The hottest Phishing Substack posts right now

Be careful with emails from authority figures; they're likely to be phishing scams aimed at tricking you into sharing personal info.
Phishing is a growing problem, with billions of spam emails sent daily, yet many still get through and lead to cyber attacks.
Studies show that humans are often the weak link in cybersecurity, continually clicking on harmful links despite warnings and training.

To keep your crypto safe, create a cold wallet for most of your assets and an 'ape wallet' for riskier activities. This way, you limit exposure to potential threats.
Minimize the transactions you make with your main wallet to reduce risk. Only use it for important tasks to stay secure.
Be aware of phishing scams and how they work. Educate yourself so you can recognize and avoid falling for them.

Most breaches are due to simple mistakes, like employees accidentally sending confidential info to the wrong place. Security teams need to focus on basic issues before tackling more complex problems.
A large portion of breaches starts with phishing or stolen credentials. Companies should invest more in security measures like multi-factor authentication and employee training to lessen these risks.
Generative AI hasn't impacted security breaches significantly yet.

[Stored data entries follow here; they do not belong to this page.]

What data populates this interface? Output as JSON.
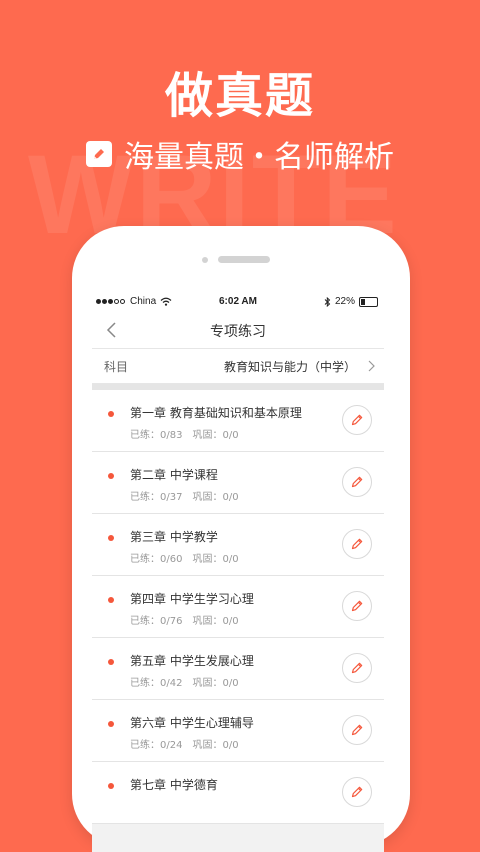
{
  "colors": {
    "background": "#fe6a4f",
    "accent": "#f5573b"
  },
  "promo": {
    "headline": "做真题",
    "subline": "海量真题・名师解析",
    "watermark": "WRITE"
  },
  "statusbar": {
    "carrier": "China",
    "time": "6:02 AM",
    "battery": "22%"
  },
  "navbar": {
    "title": "专项练习",
    "back_icon": "chevron-left-icon"
  },
  "subject": {
    "label": "科目",
    "value": "教育知识与能力（中学）"
  },
  "chapters": [
    {
      "title": "第一章  教育基础知识和基本原理",
      "done": "已练：0/83",
      "review": "巩固：0/0"
    },
    {
      "title": "第二章  中学课程",
      "done": "已练：0/37",
      "review": "巩固：0/0"
    },
    {
      "title": "第三章  中学教学",
      "done": "已练：0/60",
      "review": "巩固：0/0"
    },
    {
      "title": "第四章  中学生学习心理",
      "done": "已练：0/76",
      "review": "巩固：0/0"
    },
    {
      "title": "第五章  中学生发展心理",
      "done": "已练：0/42",
      "review": "巩固：0/0"
    },
    {
      "title": "第六章  中学生心理辅导",
      "done": "已练：0/24",
      "review": "巩固：0/0"
    },
    {
      "title": "第七章  中学德育",
      "done": "",
      "review": ""
    }
  ]
}
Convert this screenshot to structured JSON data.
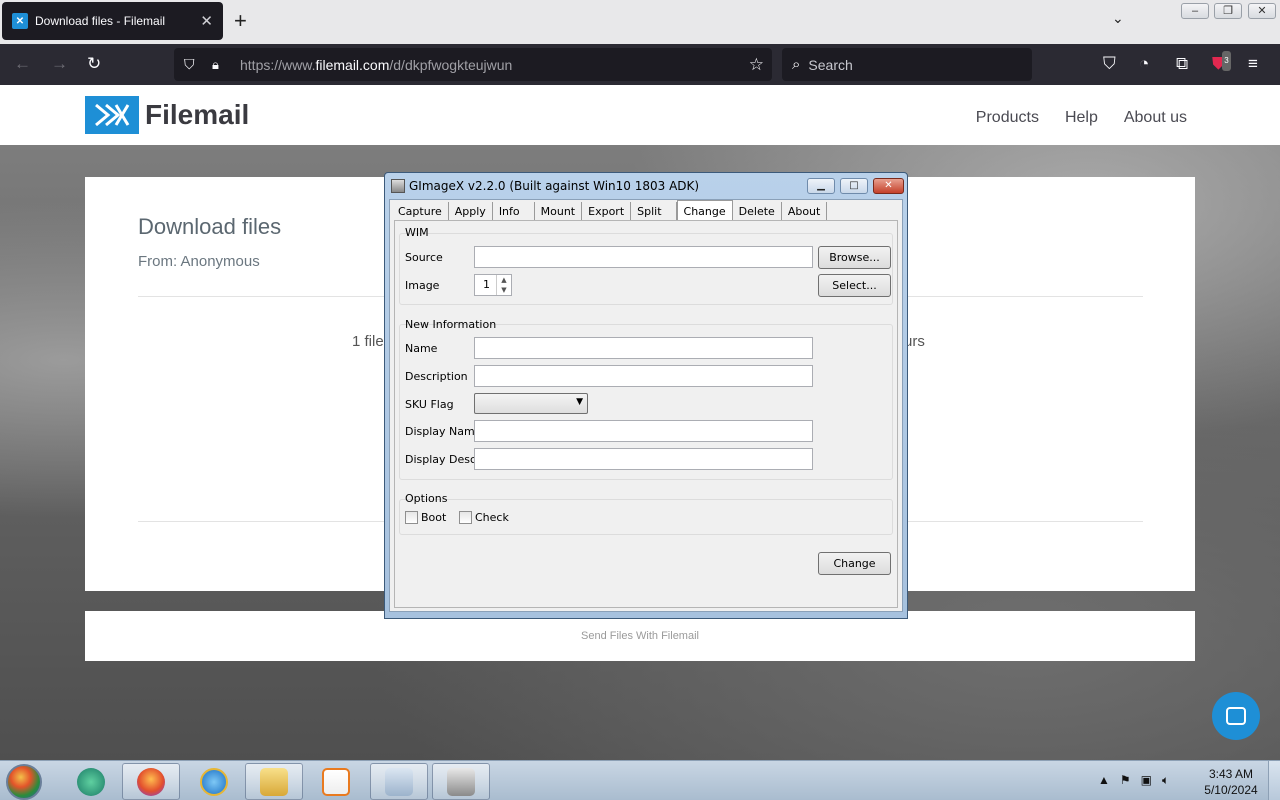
{
  "browser": {
    "tab_title": "Download files - Filemail",
    "tab_close": "✕",
    "new_tab": "+",
    "url_prefix": "https://www.",
    "url_domain": "filemail.com",
    "url_path": "/d/dkpfwogkteujwun",
    "search_placeholder": "Search",
    "extension_badge": "3"
  },
  "site": {
    "logo_text": "Filemail",
    "nav": [
      "Products",
      "Help",
      "About us"
    ],
    "page_title": "Download files",
    "from": "From: Anonymous",
    "files_left": "1 file",
    "files_right": "urs",
    "footer": "Send Files With Filemail",
    "brand_color": "#1e8fd6"
  },
  "dialog": {
    "title": "GImageX v2.2.0 (Built against Win10 1803 ADK)",
    "tabs": [
      "Capture",
      "Apply",
      "Info",
      "Mount",
      "Export",
      "Split",
      "Change",
      "Delete",
      "About"
    ],
    "active_tab": "Change",
    "wim_group": "WIM",
    "source_label": "Source",
    "source_value": "",
    "browse_button": "Browse...",
    "image_label": "Image",
    "image_value": "1",
    "select_button": "Select...",
    "new_info_group": "New Information",
    "name_label": "Name",
    "description_label": "Description",
    "sku_flag_label": "SKU Flag",
    "sku_flag_value": "",
    "display_name_label": "Display Name",
    "display_desc_label": "Display Desc.",
    "options_group": "Options",
    "boot_label": "Boot",
    "check_label": "Check",
    "change_button": "Change"
  },
  "taskbar": {
    "clock_time": "3:43 AM",
    "clock_date": "5/10/2024",
    "apps": [
      "start-menu",
      "browser-edge",
      "firefox",
      "internet-explorer",
      "file-explorer",
      "media-player",
      "control-panel",
      "gimagex"
    ]
  }
}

Most attackers are still using traditional methods, and no one seems to be targeting AI systems directly.

Phishing attacks work by exploiting human psychology, using tactics like fear, urgency, and authority to manipulate targets into taking actions that compromise their security.
Attackers make phishing emails appear legitimate by mimicking trusted brands and official language, leveraging social cues to deceive individuals into trusting them.
To protect against phishing, individuals should cultivate skepticism, verify requests for sensitive information, and educate themselves and others about recognizing phishing attempts.

A fake LastPass app managed to get onto Apple's App Store and was likely designed to steal user credentials.
Iranian cyber operations against Israel are becoming bolder and more sophisticated, posing risks to American critical infrastructure and the 2024 elections.
The FCC has cracked down on AI-generated voice calls, recognizing them as 'artificial' and restricting their use for non-emergency purposes without consent.

Get a weekly roundup of the best Substack posts, by hacker news affinity:

QR codes can be used maliciously, so it's important to generate them safely using reputable, secure QR code generators and consider adding password protection for private information.
A quishing attack combines QR codes and phishing to trick victims into sharing sensitive data on fraudulent websites, often bypassing traditional security measures.
Using Microsoft Defender for Office 365 along with Microsoft Sentinel can help detect and mitigate quishing attacks by configuring anti-phishing policies and connecting data for a comprehensive view of potential threats.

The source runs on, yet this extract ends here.